Reasons to love Istanbul


Whirling dervishes
Originally uploaded by amsterboy.
"I wonder if you will fall in love with it like all the other people I know who have been there."
"Well, to start with, it is messy and loud."

Comments of some friends of mine raised my expectations quite high. This was my first visit to the Turkish capital.

A city divided to a European and Asian side by the Bosphorus. A city that has four times the population of my home country. A city that is now as hip as a city can be.

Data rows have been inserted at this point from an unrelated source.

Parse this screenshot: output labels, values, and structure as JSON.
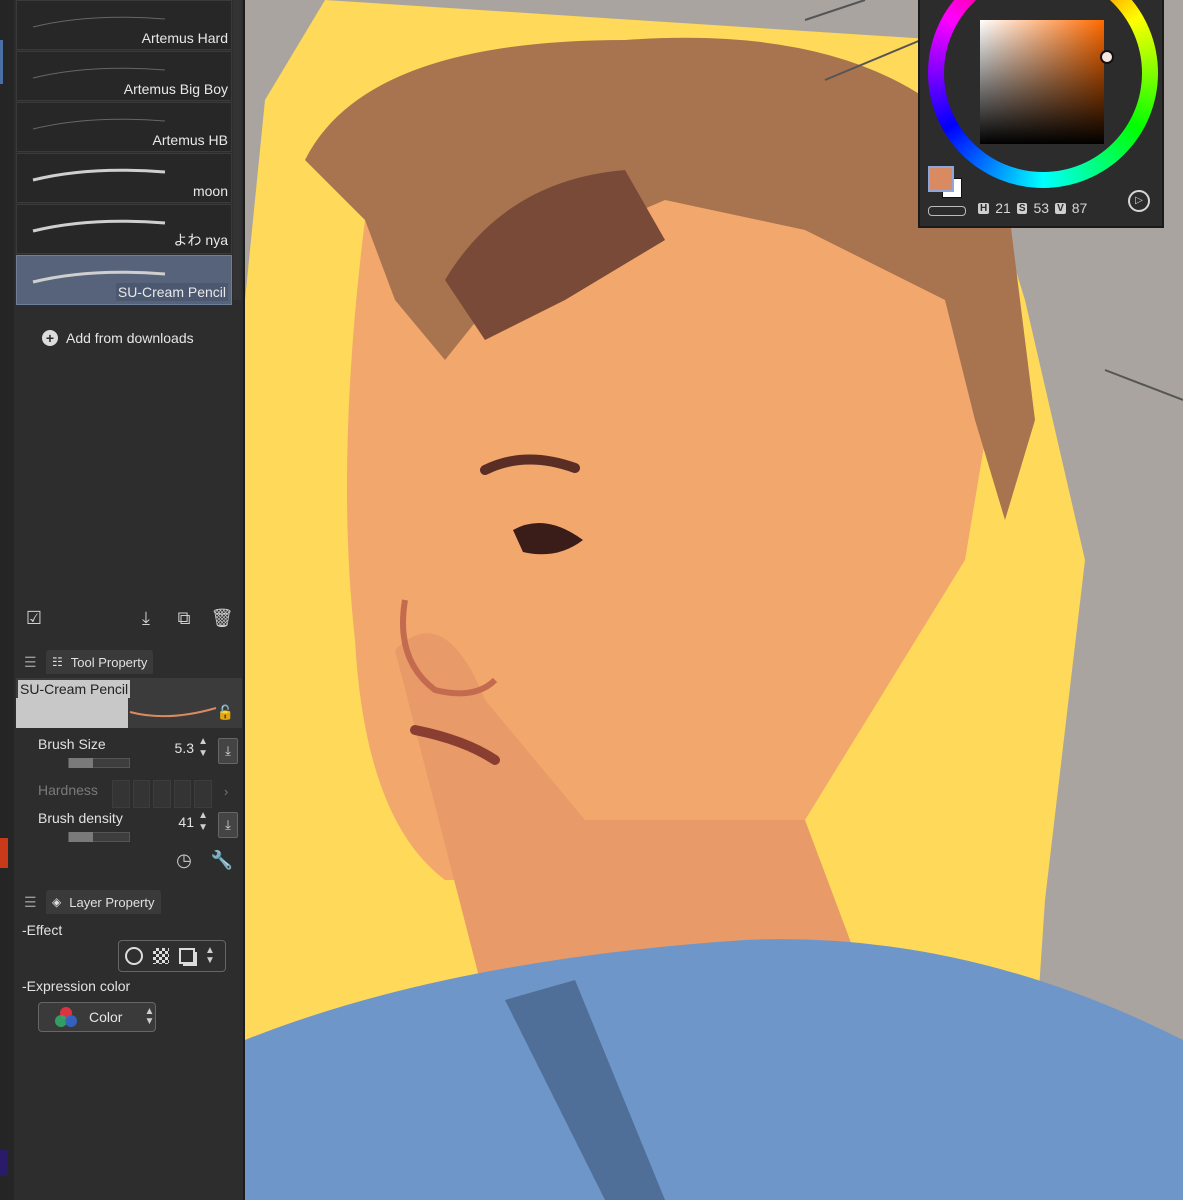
{
  "brushes": [
    {
      "name": "Artemus Hard"
    },
    {
      "name": "Artemus Big Boy"
    },
    {
      "name": "Artemus HB"
    },
    {
      "name": "moon"
    },
    {
      "name": "よわ nya"
    },
    {
      "name": "SU-Cream Pencil",
      "selected": true
    }
  ],
  "add_from_downloads": "Add from downloads",
  "tool_property": {
    "tab_label": "Tool Property",
    "brush_name": "SU-Cream Pencil",
    "brush_size": {
      "label": "Brush Size",
      "value": "5.3"
    },
    "hardness": {
      "label": "Hardness"
    },
    "brush_density": {
      "label": "Brush density",
      "value": "41"
    }
  },
  "layer_property": {
    "tab_label": "Layer Property",
    "effect_label": "Effect",
    "expression_color_label": "Expression color",
    "expression_color_value": "Color"
  },
  "color_panel": {
    "h_label": "H",
    "h": "21",
    "s_label": "S",
    "s": "53",
    "v_label": "V",
    "v": "87",
    "main_color": "#d98a62"
  },
  "colors": {
    "accent": "#56637a",
    "canvas_bg": "#a9a49f",
    "background_yellow": "#ffd95a"
  }
}
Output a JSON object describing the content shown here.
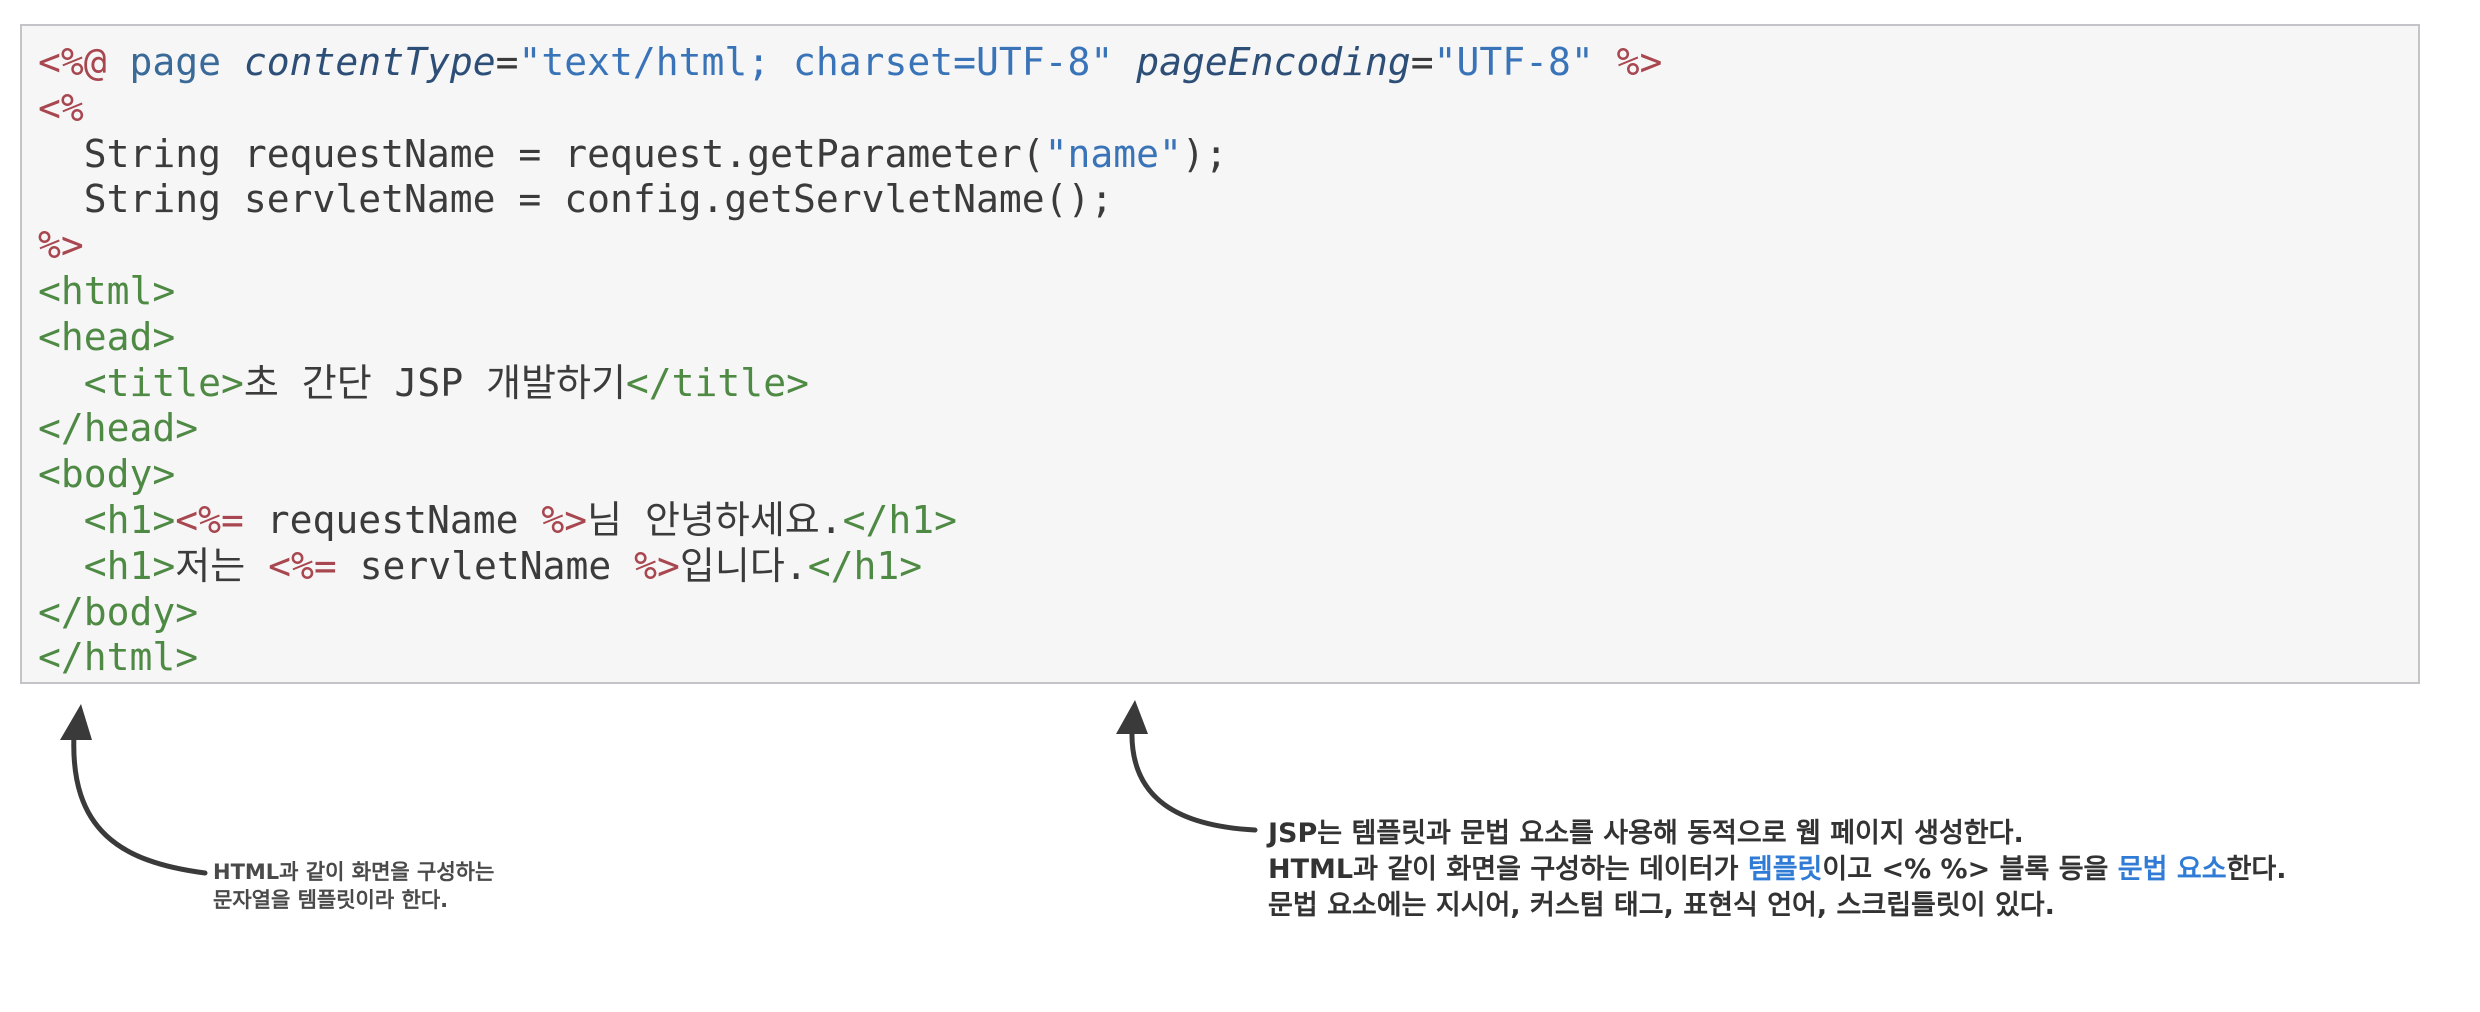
{
  "code": {
    "line1": {
      "open": "<%@",
      "directive": " page ",
      "attr1": "contentType",
      "eq1": "=",
      "val1": "\"text/html; charset=UTF-8\"",
      "sp": " ",
      "attr2": "pageEncoding",
      "eq2": "=",
      "val2": "\"UTF-8\"",
      "close": " %>"
    },
    "line2": {
      "open": "<%"
    },
    "line3": {
      "before": "  String requestName = request.getParameter(",
      "str": "\"name\"",
      "after": ");"
    },
    "line4": {
      "text": "  String servletName = config.getServletName();"
    },
    "line5": {
      "close": "%>"
    },
    "line6": {
      "tag": "<html>"
    },
    "line7": {
      "tag": "<head>"
    },
    "line8": {
      "indent": "  ",
      "open": "<title>",
      "text": "초 간단 JSP 개발하기",
      "close": "</title>"
    },
    "line9": {
      "tag": "</head>"
    },
    "line10": {
      "tag": "<body>"
    },
    "line11": {
      "indent": "  ",
      "open": "<h1>",
      "expr_open": "<%=",
      "expr": " requestName ",
      "expr_close": "%>",
      "text": "님 안녕하세요.",
      "close": "</h1>"
    },
    "line12": {
      "indent": "  ",
      "open": "<h1>",
      "text_before": "저는 ",
      "expr_open": "<%=",
      "expr": " servletName ",
      "expr_close": "%>",
      "text": "입니다.",
      "close": "</h1>"
    },
    "line13": {
      "tag": "</body>"
    },
    "line14": {
      "tag": "</html>"
    }
  },
  "annotations": {
    "left": {
      "line1": "HTML과 같이 화면을 구성하는",
      "line2": "문자열을 템플릿이라 한다."
    },
    "right": {
      "line1": "JSP는 템플릿과 문법 요소를 사용해 동적으로 웹 페이지 생성한다.",
      "line2_a": "HTML과 같이 화면을 구성하는 데이터가 ",
      "line2_hl1": "템플릿",
      "line2_b": "이고 <% %> 블록 등을 ",
      "line2_hl2": "문법 요소",
      "line2_c": "한다.",
      "line3": "문법 요소에는 지시어, 커스텀 태그, 표현식 언어, 스크립틀릿이 있다."
    }
  },
  "colors": {
    "delimiter": "#a8474f",
    "tag": "#4f8a45",
    "keyword": "#3a6a97",
    "string": "#3a74b8",
    "highlight": "#2f7bd6"
  }
}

Just before travelling I finished a paper on Turkey and EU for the British Council Finland and Crisis Management Initiative which is probably going to be published next week. In the paper I reflected the image of Turkey also from a highly personal perspective. Prior to my visit I knew very few Turks and very little about the Turkish culture. My experience from the past weekend attending the conference of Eurozine makes me want to return as soon as possible.

Why?
- It is different. I did not find the time to go to the Asian side which is reason enough to go back. I saw a lot of things that were clearly recognisable but for example the gender roles are something that I do not yet understand in depth. The whirling dervishes (see pic) were something totally magical and mystical. And I want to understand the Atatürk myth better.
- The clubbing scene in Istanbul is superb. As a German friend of mine described it: it is like Berlin in the beginning of 1990s. You have to know where to go because many of the places are on small alleys and do not have names or even signs. One evening we climbed seven floors of stairs and ended to a simple roof terrace with windows only made of plastic and an amazing view over the city. On another evening I found myself from an electro club in an old store.
- The food. Istanbul is a heaven for someone who does not eat meat. I have not had that good vegetarian food and so excellent desserts for a while.
- The people. I met great people organising independent festivals, working as journalists, editing pop culture magazines or publishing poems and short stories written by prisoners. I felt a sense of freshness and a drive that I often lack in Finland.

Yes, Istanbul is chaotic and loud. Yes, there are too many policemen on the streets equipped with machine guns. Yes, based on the centre it seems like 85 % of the population would be young men. No, it is not the safest city to walk on the streets at night. But its five-day flirtation worked and Istanbul has a grip on me. I want to understand this fascinating city at least a little better.

1 comment:

Maria said...

I knew it! So when are we booking the flights?